Outro momento do processo pedagógico proposto por Saviani (2001) é a Catarse:

Catarse é a efetiva incorporação dos instrumentos culturais transformados agora em elementos ativos de transformação social. Para o pesquisador o momento catártico é o ápice do processo educativo, visto que é nesse instante que se realiza, por meio da mediação, a passagem da síncrese à síntese. Os alunos adquirem uma capacidade de manifestar uma compreensão da prática, em termos tão complexos quanto era possível ao professor (SAVIANI, 1999, p.81-82).

É o momento em que o aluno é solicitado a demonstrar o quanto se aproximou das soluções para os problemas apresentados sobre o assunto proposto. A Catarse é entendida como a síntese do cotidiano e do científico, do teórico e do prático, alcançada pelo educando que atinge um grau intelectual mais elevado de compreensão, subjetivando, interiorizando os conceitos científicos. Em outros termos, a catarse é a apropriação do saber por parte do estudante.

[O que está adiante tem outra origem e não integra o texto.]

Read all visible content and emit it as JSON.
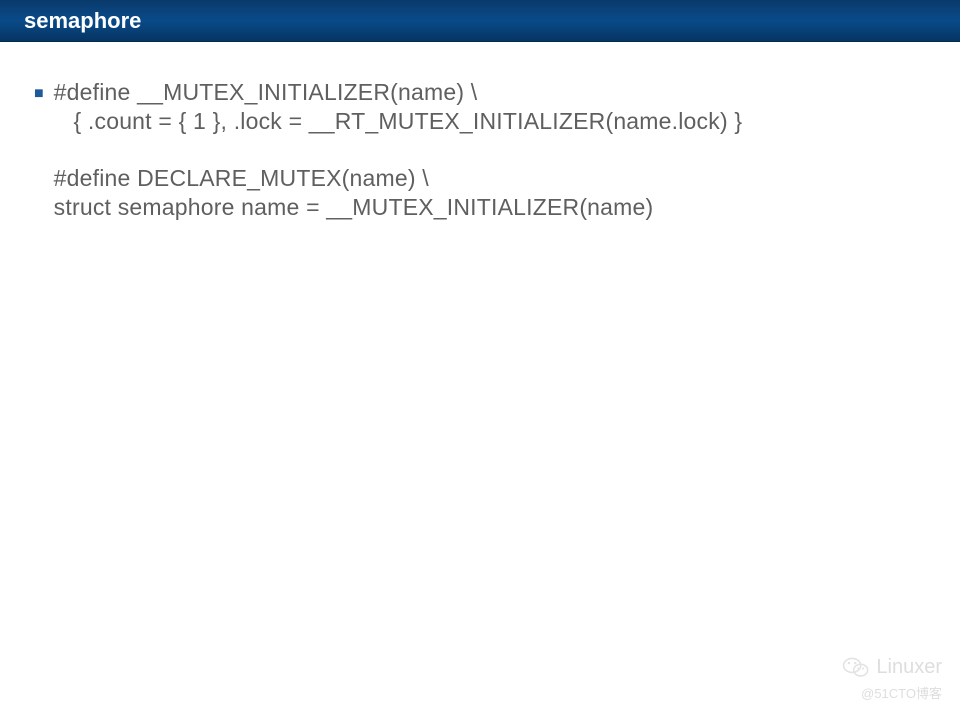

Ela pode ocorrer em diversos momentos da prática educativa visto que é processual e não pontual. Pode manifestar-se em forma de elaboração teórica da nova síntese, por meio da qual o estudante mostra a si mesmo o nível de compreensão do tema ou em forma de expressão prática da nova síntese que é a exteriorização, a manifestação pública de sua aprendizagem pela avaliação. Este é o momento no qual se manifesta como o educando se apropriou do conhecimento, de que forma

resolveu as questões propostas, como reconstituiu seu processo de reconstrução da realidade.

A Prática Social Final completa os momentos concebidos por Saviani para o processo pedagógico. É a retomada das discussões da prática social inicial, no entanto, tanto aluno quanto professor encontram-se em posições diferentes da inicial:

[...] a prática social referida no ponto de partida (primeiro passo) e no ponto de chegada (quinto passo) é e não é a mesma. É a mesma, uma vez que é ela própria que constitui ao mesmo tempo o suporte e o contexto, o pressuposto e o alvo, o fundamento e a finalidade da prática pedagógica. E não é a mesma, se considerarmos que o modo de nos situarmos em seu interior se alterou qualitativamente pela mediação da ação pedagógica; e já que somos, enquanto agentes sociais, elementos objetivamente constitutivos da prática social, é lícito concluir que a própria prática se alterou qualitativamente (SAVIANI, 2001, p. 72- 73).

Destarte, nossa intenção foi, a partir dos pressupostos relacionados à Psicologia Histórico-Cultural e à Pedagogia Histórico-Crítica, planejar o trabalho que fizemos com os estudantes do curso técnico em eletrotécnica. Em nossa intervenção buscamos nos aproximar dessas ideias tendo a consciência de que os momentos propostos por Saviani são filosóficos, processuais, interdependentes e não seguem uma ordem rígida, engessada. Desse modo, convidamos os estudantes da eletrotécnica a formamos um grupo de pesquisa, norteado pela pesquisa-ação. Apresentaremos de modo mais detalhado nossa proposta de intervenção no capítulo referente à metodologia de pesquisa.

Após tentar compreender como funciona o psiquismo do estudante por meio da psicologia Histórico-Cultural estabelecida por Vigotski e utilizar como alicerce desta a teoria pedagógica proposta por Saviani, a Pedagogia Histórico-Crítica; buscamos adiante estudar o conceito de Desenho Técnico, sua História, assim como estabelecemos relações entre esse, a História da Arquitetura e a Matemática.